Insurance has been with us for over 2000 years, but until quite recently it has always been a business of people. But times change, and these days it’s a business of technology. Started by insurers and now being finished by customers, technology has made the business more efficient, but a lot less personal. Put the two together and you come up with an industry struggling to define what a customer relationship even is and how to compete on anything but price.
Customers have the upper hand as they use the power of the digital marketplace to go online to compare rates, get recommendations, and more on any device at any time and in less time than it will take you to read this blog. Without the personal advisory relationships that agents once provided, cost has become the factor in choosing a policy. And why not?
Insurance companies aren’t giving customers good reasons to stay and they need to. I hear a lot of discussion about the internet of things, sensory technology and gamification as a means to build a relationship, but I disagree. Although those technologies are certainly reshaping the industry and likely favour early entrants, those technologies will be commonplace sooner than we think and like all technologies, no matter how bright and shiny, are candidates for commoditization.
So what to do? The only viable strategy seems to be the one largely abandoned: the hard work of building customer relationships that add personal value. Not by setting up shop around the corner and bumping into customers at the local coffee shop, but by building relationships digitally, so like the insurance industry of previous decades, you know your customers well enough to sell, as well as advocate for them with real-time context and a personalized customer experience. Much as we like to think that there’s a silver bullet to all this, there isn’t, and it’s obviously not an overnight transformation, but maybe it doesn’t have to be.
To illustrate this point I like to tell the joke about the two men on a safari. Out in the bush two men suddenly see a lion running towards them. One man quickly puts on his running shoes, while the other says he must be crazy to think he can outrun the lion. But the genius of putting on running shoes, and of course the punchline, is that he doesn’t have to outrun the lion, he simply has to outrun the other man.
The business analogy is clear. You don’t have to have a relationship with the customer that matches the depth and breadth of relationships that insurance agents once offered, but you do need to be better than your competitors. The caveat here is that the longer you wait to start building advisory relationships, the further ahead your competitors will be and the closer the lion will be to eating you.
So I’m asking insurers to stop thinking that technology alone is the answer to all ills. Instead insurers need to also focus on building relationships and knowing their customers better, but in a way that fits with 2016: diving into the data. Long term it’s about engaging insurance customers as individuals.
The current model where customers only engage with their insurance companies when buying a policy and when filing a claim just won’t do. You can’t have a relationship engaging with someone once a year. What about all the time in between? That’s where the relationship needs to be fostered.
In the digital era, maybe you can’t have a personal relationship the same way as before, but insurers certainly can have a more continuous relationship with customers based on the insured assets and where the customer is located.
Let’s use car insurance as an example. A number of companies have started to gamify the car insurance cost process.

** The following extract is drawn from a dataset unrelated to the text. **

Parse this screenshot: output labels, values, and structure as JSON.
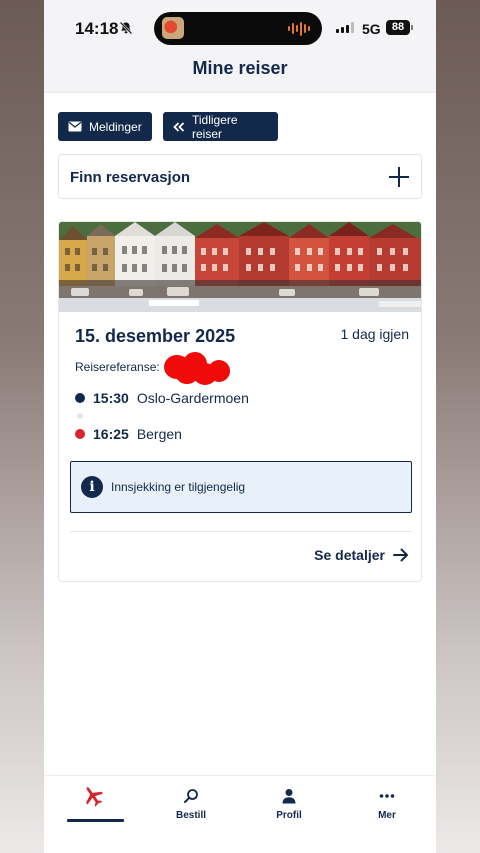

Using telematics they’ve done away with standard payments and instead charge customers based on how safely they drive. That’s innovative to be sure and engaging for now, but how long will it last? Soon enough all insurers will offer that service and after a while most will reach a plateau and just drive the way they drive. Instead what might be of longer term value is for insurers to use that same technology to recommend servicing. Maybe as an added value insurers could notify customers of factory recalls, maybe a series of online driving courses, or match drivers for car pools, or alert the driver to an impending hail storm or flood where the car is located?
We could go through other examples for home insurance, health insurance, etc., but the point is to begin to think about what customers will perceive as value and act accordingly. The goal is to engage the customer and build share of mind so that when there’s an opportunity for cross-selling or upselling, the incumbent is the natural first choice of the policyholder. When insurers are seen as helpful advisors, it’s easy to build loyalty and cross-sell additional products.
The reality is that no insurance company wants to cut rates in a race to the bottom, instead it’s imperative to add value to the experience of customers. Gain trust and loyalty and keep it because competitors are just a click away. What are you offering that makes you stand out and how can you keep your insurance customers from jumping ship? Answer those questions as concretely as possible and you’ll have your running shoes laced up and lions eating your dust.